21 NUITS AVEC PATTIE
ARNAUD & JEAN-MARIE LARRIEU - 1H55, 2015
AVEC ISABELLE CARRÉ, KARIN VIARD, ANDRÉ DUSSOLLIER, MATHILDE MONNIER
Au cœur de l’été, Caroline, parisienne et mère de famille d’une quarantaine d’années, débarque dans un petit village du sud de la France. Elle doit organiser dans l’urgence les funérailles de sa mère, avocate volage, qu’elle ne voyait plus guère. Elle est accueillie par Pattie qui aime raconter à qui veut bien l’écouter ses aventures amoureuses avec les hommes du coin. Alors que toute la vallée se prépare pour les fameux bals du 15 août, le corps de la défunte disparaît mystérieusement.

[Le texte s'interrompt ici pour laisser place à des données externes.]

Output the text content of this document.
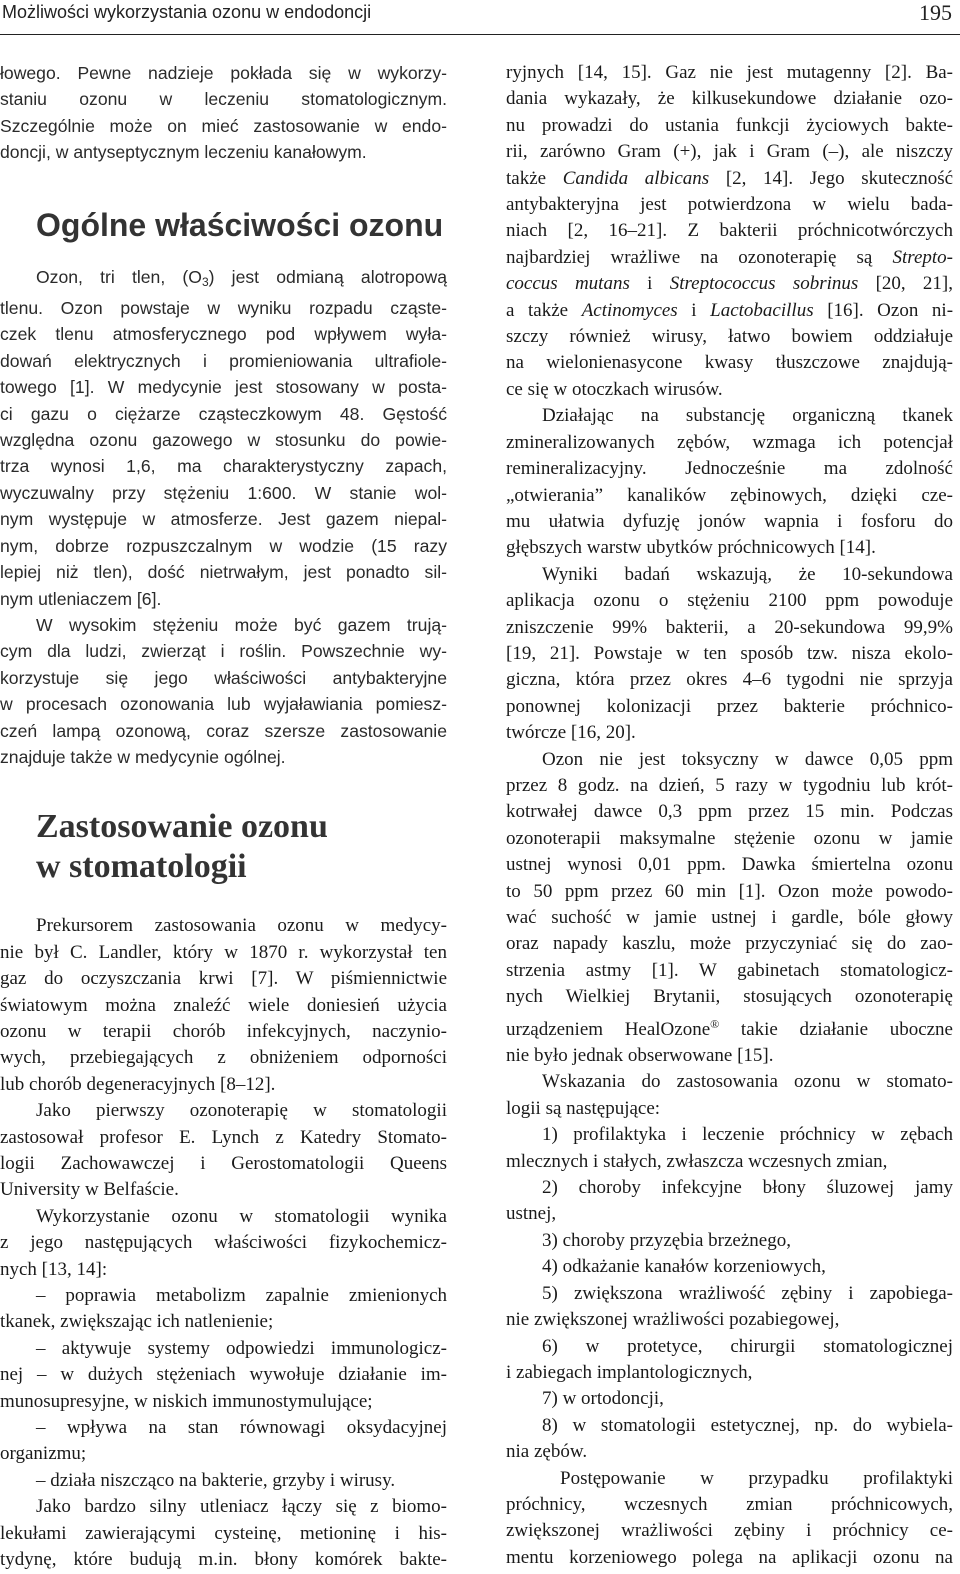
Możliwości wykorzystania ozonu w endodoncji	195
łowego. Pewne nadzieje pokłada się w wykorzy-
staniu ozonu w leczeniu stomatologicznym.
Szczególnie może on mieć zastosowanie w endo-
doncji, w antyseptycznym leczeniu kanałowym.
Ogólne właściwości ozonu
Ozon, tri tlen, $(O_3)$ jest odmianą alotropową
tlenu. Ozon powstaje w wyniku rozpadu cząste-
czek tlenu atmosferycznego pod wpływem wyła-
dowań elektrycznych i promieniowania ultrafiole-
towego [1]. W medycynie jest stosowany w posta-
ci gazu o ciężarze cząsteczkowym 48. Gęstość
względna ozonu gazowego w stosunku do powie-
trza wynosi 1,6, ma charakterystyczny zapach,
wyczuwalny przy stężeniu 1:600. W stanie wol-
nym występuje w atmosferze. Jest gazem niepal-
nym, dobrze rozpuszczalnym w wodzie (15 razy
lepiej niż tlen), dość nietrwałym, jest ponadto sil-
nym utleniaczem [6].
W wysokim stężeniu może być gazem trują-
cym dla ludzi, zwierząt i roślin. Powszechnie wy-
korzystuje się jego właściwości antybakteryjne
w procesach ozonowania lub wyjaławiania pomiesz-
czeń lampą ozonową, coraz szersze zastosowanie
znajduje także w medycynie ogólnej.
Zastosowanie ozonu
w stomatologii
Prekursorem zastosowania ozonu w medycy-
nie był C. Landler, który w 1870 r. wykorzystał ten
gaz do oczyszczania krwi [7]. W piśmiennictwie
światowym można znaleźć wiele doniesień użycia
ozonu w terapii chorób infekcyjnych, naczynio-
wych, przebiegających z obniżeniem odporności
lub chorób degeneracyjnych [8–12].
Jako pierwszy ozonoterapię w stomatologii
zastosował profesor E. Lynch z Katedry Stomato-
logii Zachowawczej i Gerostomatologii Queens
University w Belfaście.
Wykorzystanie ozonu w stomatologii wynika
z jego następujących właściwości fizykochemicz-
nych [13, 14]:
– poprawia metabolizm zapalnie zmienionych
tkanek, zwiększając ich natlenienie;
– aktywuje systemy odpowiedzi immunologicz-
nej – w dużych stężeniach wywołuje działanie im-
munosupresyjne, w niskich immunostymulujące;
– wpływa na stan równowagi oksydacyjnej
organizmu;
– działa niszcząco na bakterie, grzyby i wirusy.
Jako bardzo silny utleniacz łączy się z biomo-
lekułami zawierającymi cysteinę, metioninę i his-
tydynę, które budują m.in. błony komórek bakte-
ryjnych [14, 15]. Gaz nie jest mutagenny [2]. Ba-
dania wykazały, że kilkusekundowe działanie ozo-
nu prowadzi do ustania funkcji życiowych bakte-
rii, zarówno Gram (+), jak i Gram (–), ale niszczy
także Candida albicans [2, 14]. Jego skuteczność
antybakteryjna jest potwierdzona w wielu bada-
niach [2, 16–21]. Z bakterii próchnicotwórczych
najbardziej wrażliwe na ozonoterapię są Strepto-
coccus mutans i Streptococcus sobrinus [20, 21],
a także Actinomyces i Lactobacillus [16]. Ozon ni-
szczy również wirusy, łatwo bowiem oddziałuje
na wielonienasycone kwasy tłuszczowe znajdują-
ce się w otoczkach wirusów.
Działając na substancję organiczną tkanek
zmineralizowanych zębów, wzmaga ich potencjał
remineralizacyjny. Jednocześnie ma zdolność
„otwierania” kanalików zębinowych, dzięki cze-
mu ułatwia dyfuzję jonów wapnia i fosforu do
głębszych warstw ubytków próchnicowych [14].
Wyniki badań wskazują, że 10-sekundowa
aplikacja ozonu o stężeniu 2100 ppm powoduje
zniszczenie 99% bakterii, a 20-sekundowa 99,9%
[19, 21]. Powstaje w ten sposób tzw. nisza ekolo-
giczna, która przez okres 4–6 tygodni nie sprzyja
ponownej kolonizacji przez bakterie próchnico-
twórcze [16, 20].
Ozon nie jest toksyczny w dawce 0,05 ppm
przez 8 godz. na dzień, 5 razy w tygodniu lub krót-
kotrwałej dawce 0,3 ppm przez 15 min. Podczas
ozonoterapii maksymalne stężenie ozonu w jamie
ustnej wynosi 0,01 ppm. Dawka śmiertelna ozonu
to 50 ppm przez 60 min [1]. Ozon może powodo-
wać suchość w jamie ustnej i gardle, bóle głowy
oraz napady kaszlu, może przyczyniać się do zao-
strzenia astmy [1]. W gabinetach stomatologicz-
nych Wielkiej Brytanii, stosujących ozonoterapię
urządzeniem HealOzone® takie działanie uboczne
nie było jednak obserwowane [15].
Wskazania do zastosowania ozonu w stomato-
logii są następujące:
1) profilaktyka i leczenie próchnicy w zębach
mlecznych i stałych, zwłaszcza wczesnych zmian,
2) choroby infekcyjne błony śluzowej jamy
ustnej,
3) choroby przyzębia brzeżnego,
4) odkażanie kanałów korzeniowych,
5) zwiększona wrażliwość zębiny i zapobiega-
nie zwiększonej wrażliwości pozabiegowej,
6) w protetyce, chirurgii stomatologicznej
i zabiegach implantologicznych,
7) w ortodoncji,
8) w stomatologii estetycznej, np. do wybiela-
nia zębów.
Postępowanie w przypadku profilaktyki
próchnicy, wczesnych zmian próchnicowych,
zwiększonej wrażliwości zębiny i próchnicy ce-
mentu korzeniowego polega na aplikacji ozonu na
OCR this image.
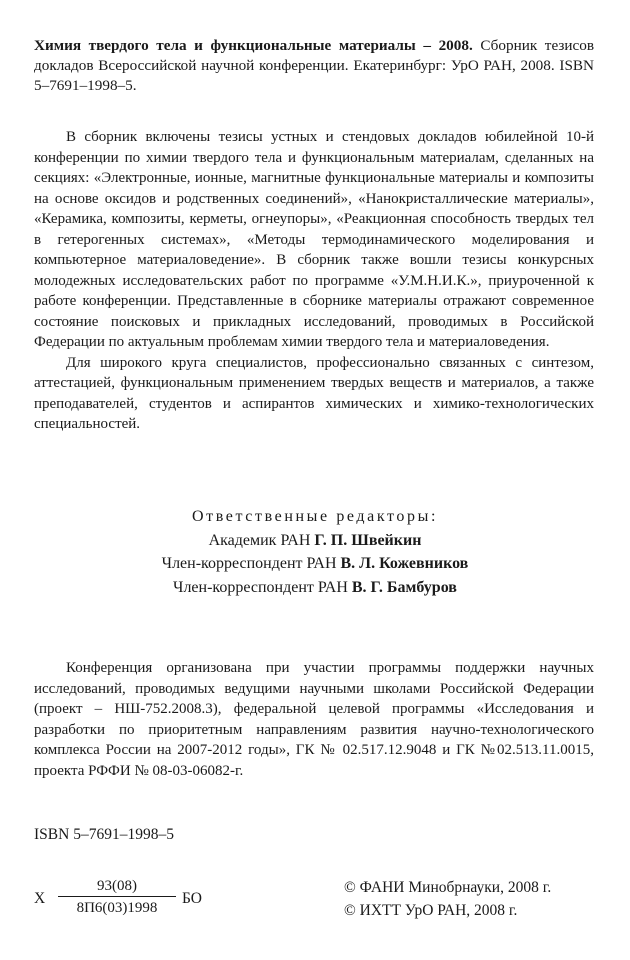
Химия твердого тела и функциональные материалы – 2008. Сборник тезисов докладов Всероссийской научной конференции. Екатеринбург: УрО РАН, 2008. ISBN 5–7691–1998–5.

В сборник включены тезисы устных и стендовых докладов юбилейной 10-й конференции по химии твердого тела и функциональным материалам, сделанных на секциях: «Электронные, ионные, магнитные функциональные материалы и композиты на основе оксидов и родственных соединений», «Нанокристаллические материалы», «Керамика, композиты, керметы, огнеупоры», «Реакционная способность твердых тел в гетерогенных системах», «Методы термодинамического моделирования и компьютерное материаловедение». В сборник также вошли тезисы конкурсных молодежных исследовательских работ по программе «У.М.Н.И.К.», приуроченной к работе конференции. Представленные в сборнике материалы отражают современное состояние поисковых и прикладных исследований, проводимых в Российской Федерации по актуальным проблемам химии твердого тела и материаловедения.

Для широкого круга специалистов, профессионально связанных с синтезом, аттестацией, функциональным применением твердых веществ и материалов, а также преподавателей, студентов и аспирантов химических и химико-технологических специальностей.

Ответственные редакторы:
Академик РАН Г. П. Швейкин
Член-корреспондент РАН В. Л. Кожевников
Член-корреспондент РАН В. Г. Бамбуров
Конференция организована при участии программы поддержки научных исследований, проводимых ведущими научными школами Российской Федерации (проект – НШ-752.2008.3), федеральной целевой программы «Исследования и разработки по приоритетным направлениям развития научно-технологического комплекса России на 2007-2012 годы», ГК № 02.517.12.9048 и ГК №02.513.11.0015, проекта РФФИ № 08-03-06082-г.
ISBN 5–7691–1998–5
Х
93(08)
8П6(03)1998
БО
© ФАНИ Минобрнауки, 2008 г.
© ИХТТ УрО РАН, 2008 г.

En quinze ans, les frères Larrieu sont sortis de la marge mais leur rapport hédoniste à la nature et à l’utopie, leur manière d’embrasser déviances et névroses dans un souffle libidinal affolant n’ont pas varié. Ce qui change, c’est le point de vue. Dans 21 nuits avec Pattie, les femmes mènent la danse. Le film mélange enquête policière, dialogues grivois et fragrances fantastiques. Avec cette trame aux frontières de l’étrange, les deux frères explorent avec justesse les multiples facettes du désir, démontant la mécanique des fantasmes. Rien ne résiste à un tel élan, pas même la mort, qui se soumet ici aux pulsions nécrophiles des uns, à l’envie de danser des autres. […] La véritable chair du film, l’enjeu principal de sa mise en scène, ce sont les mots, et les images mentales qu’ils produisent. Entre ceux très pornos de l’exubérante Pattie, ceux d’André, tellement bizarres qu’ils en deviennent sexuels, ceux d’un drôle de type qui s’invite bientôt dans la danse (André Dussollier) en laissant entendre qu’il pourrait bien être l’écrivain J.M.G. Le Clézio, ils sont la clé d’une usine à fantasmes qui va fendiller la carapace de la petite citadine inhibée. Jamais cet hédonisme solaire, qui relie 21 nuits avec Pattie à d’autres films comme Ce cher mois d’août, de Miguel Gomes, ou L’Inconnu du lac, d’Alain Guiraudie, n’a paru si précieux qu’aujourd’hui.